Australia's bushfires inflame climate change debate



-- Australia's bushfires have such a long and
destructive history there's almost no day of the week
that hasn't been dubbed "black" or "ash" to mark a
major conflagration.
There was Black Thursday in Victoria in 1851, which
destroyed five million hectares and claimed 12 lives --
the first large-scale bushfire in the history of white
settlement in Australia.
Since then there's been Red Tuesday in 1898 in
Victoria, which consumed 2,000 buildings, Black Friday
in Victoria in 1938 that killed 71 and destroyed 3,700
buildings, and Ash Wednesday in the early 1980s that
left 71 dead in the state of South Australia.
Most recently in 2009, Black Saturday claimed 173 lives
in the state of Victoria in southern Australia -- many of
the victims unable to even get the distance of their own
driveways before they succumbed to the intense radiant
heat generated by a bushfire.
Many argue that Australia's catastrophic bushfires are
simply a fact of life on a continent where its flora,
heavy with combustible eucalyptus oil, constitute
something of a seasonal time bomb.
Others say more sinister man-made
factors are at work.
Changing climate
Australia has had a troubled relationship
with climate change -- its confused policies
on a controversial carbon tax are credited
with felling the Labor Party at the last
election, while the new government
controversially disbanded the country's
Climate Commission -- but scientists say
the latest bushfire season may turn up the
heat on the climate-change skeptics.
While the jury is still out on whether
climate change is making conditions
perfect for large-scale bushfires, scientists
agree that bushfire seasons -- a regular
occurrence on the Australian seasonal
calendar -- are getting longer and the fires
more intense.
According to David Bowman, professor of
forest ecology at the University of
Tasmania , who has studied bushfires for more than 30
years, bushfire behavior is showing signs of change.

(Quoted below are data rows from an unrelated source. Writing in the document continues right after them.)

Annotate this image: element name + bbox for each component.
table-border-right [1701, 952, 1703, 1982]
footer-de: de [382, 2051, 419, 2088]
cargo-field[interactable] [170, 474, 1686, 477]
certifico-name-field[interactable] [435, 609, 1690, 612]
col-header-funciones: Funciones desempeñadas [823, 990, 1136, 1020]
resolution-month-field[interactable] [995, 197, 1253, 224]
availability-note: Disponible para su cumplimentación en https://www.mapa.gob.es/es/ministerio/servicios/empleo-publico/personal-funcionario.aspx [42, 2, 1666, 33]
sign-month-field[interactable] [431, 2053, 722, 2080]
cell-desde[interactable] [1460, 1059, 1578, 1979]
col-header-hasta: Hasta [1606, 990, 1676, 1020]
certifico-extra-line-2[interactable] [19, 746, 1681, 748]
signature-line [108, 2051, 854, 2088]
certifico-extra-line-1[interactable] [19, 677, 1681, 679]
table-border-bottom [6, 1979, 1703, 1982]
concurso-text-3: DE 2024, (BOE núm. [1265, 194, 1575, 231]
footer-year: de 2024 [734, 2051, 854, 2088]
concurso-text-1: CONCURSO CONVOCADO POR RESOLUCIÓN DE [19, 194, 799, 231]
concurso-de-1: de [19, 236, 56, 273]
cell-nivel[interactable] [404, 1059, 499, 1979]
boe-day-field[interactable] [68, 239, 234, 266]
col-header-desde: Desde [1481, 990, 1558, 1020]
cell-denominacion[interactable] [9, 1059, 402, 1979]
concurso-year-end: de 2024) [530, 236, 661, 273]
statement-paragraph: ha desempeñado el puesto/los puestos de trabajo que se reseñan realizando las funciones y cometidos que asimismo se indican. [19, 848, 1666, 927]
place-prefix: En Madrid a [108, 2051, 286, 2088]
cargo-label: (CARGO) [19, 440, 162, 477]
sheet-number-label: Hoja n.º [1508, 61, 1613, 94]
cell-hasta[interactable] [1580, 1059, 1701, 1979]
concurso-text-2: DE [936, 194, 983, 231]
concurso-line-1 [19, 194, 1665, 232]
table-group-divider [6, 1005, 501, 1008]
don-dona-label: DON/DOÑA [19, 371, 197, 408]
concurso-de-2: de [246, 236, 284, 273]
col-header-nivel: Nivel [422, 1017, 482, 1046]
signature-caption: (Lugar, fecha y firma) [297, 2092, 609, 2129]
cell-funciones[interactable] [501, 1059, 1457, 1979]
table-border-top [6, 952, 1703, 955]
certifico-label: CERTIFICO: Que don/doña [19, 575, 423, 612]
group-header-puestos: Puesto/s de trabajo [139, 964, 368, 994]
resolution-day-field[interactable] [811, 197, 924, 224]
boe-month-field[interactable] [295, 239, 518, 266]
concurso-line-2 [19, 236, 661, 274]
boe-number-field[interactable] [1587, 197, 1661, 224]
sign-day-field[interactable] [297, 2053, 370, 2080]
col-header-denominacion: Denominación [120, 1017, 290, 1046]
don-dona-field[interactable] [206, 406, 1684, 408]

"The problem with Australia is that the records are
pretty shallow, which makes it really difficult to talk
conclusively about any of the fire activity. But when
you piece everything together there's some very
convincing evidence.
Aggressive fires
"Even the firefighters are reporting really unusual
behavior," said Bowman, adding that firefighters are
fighting bigger and more aggressive fires.
"Normally at night -- and this is borne out by
firefighters in the United States -- the fire will quell as
the temperature cools. But firefighters are saying that
because of the heat, bushfires are burning just as
fiercely at night. It's all getting pretty worrying."
He said duration was also a factor that was changing in
bushfire behavior.
"It's no big deal to have a fire in October but to have
one that has burned like this for more than a week at
this level of intensity is unprecedented.
"We are now looking at really catastrophic fire weather
-- for October it just doesn't compute."
A nation built on fire
Fire has been part of the Australian landscape since the
dawn of time and its people have used fire as a farming
tool for more than 40,000 years. One of the earliest
colonial watercolors shows an Aboriginal man gently
setting fire to land that now makes up Sydney's most
expensive waterside suburb of Vaucluse.
Known as fire-stick farming, this mosaic
of fire management systems not only
flushed out game such as kangaroos and
possums, it created new growth which in
turn attracted more game.
With indigenous people no longer part of
the forest management equation, some
scientists argue the fuel load that builds
up from Australia's notoriously
combustible vegetation is now one aspect that needs to
be addressed.
Pyrogeography
Meanwhile, the emerging academic discipline of
pyrogeography is looking at bushfires in Australia -- not
just as a one-off catastrophic event -- but as part of an
interconnected whole where forest fires around the
world feed climate change and make conditions ripe
for the propagation of even more fires.
Bowman says that deforestation fires alone -- the fires
that have been used to destroy forests since the
industrial revolution -- account for about one-fifth of all
carbon dioxide committed to the atmosphere.
"That's a very significant component in global
warming," he said.
One thing that is being noticed by scientists is that
black carbon from forest fires is landing on ice sheets
and accelerating ice melt.
Slippery factors
"These are tricky and slippery factors because there are
places where feedback from fires is actually causing
cooling, especially in places where the loss of forest has
caused the snow to lie for longer leading to regional
cooling."
Vegetation and natural conditions may change
dramatically between New South Wales, Sumatra and
California, but one thing these fires all share in
common is that they are becoming more regular
because the climate is becoming warmer.
Bowman said that vegetation in parts of Victoria, which
normally completely regenerates over a 50-year cycle,
is now being burned as often as three times in the
period of one decade.
The particles from forest fires, he said, actually inhibit
rainfall contributing to regional drying and warming,
which creates a weather cycle conducive to fires. The
problem for scientists, he added, was in connecting the
dots with these patterns.
"It's like trying to find needles in haystacks."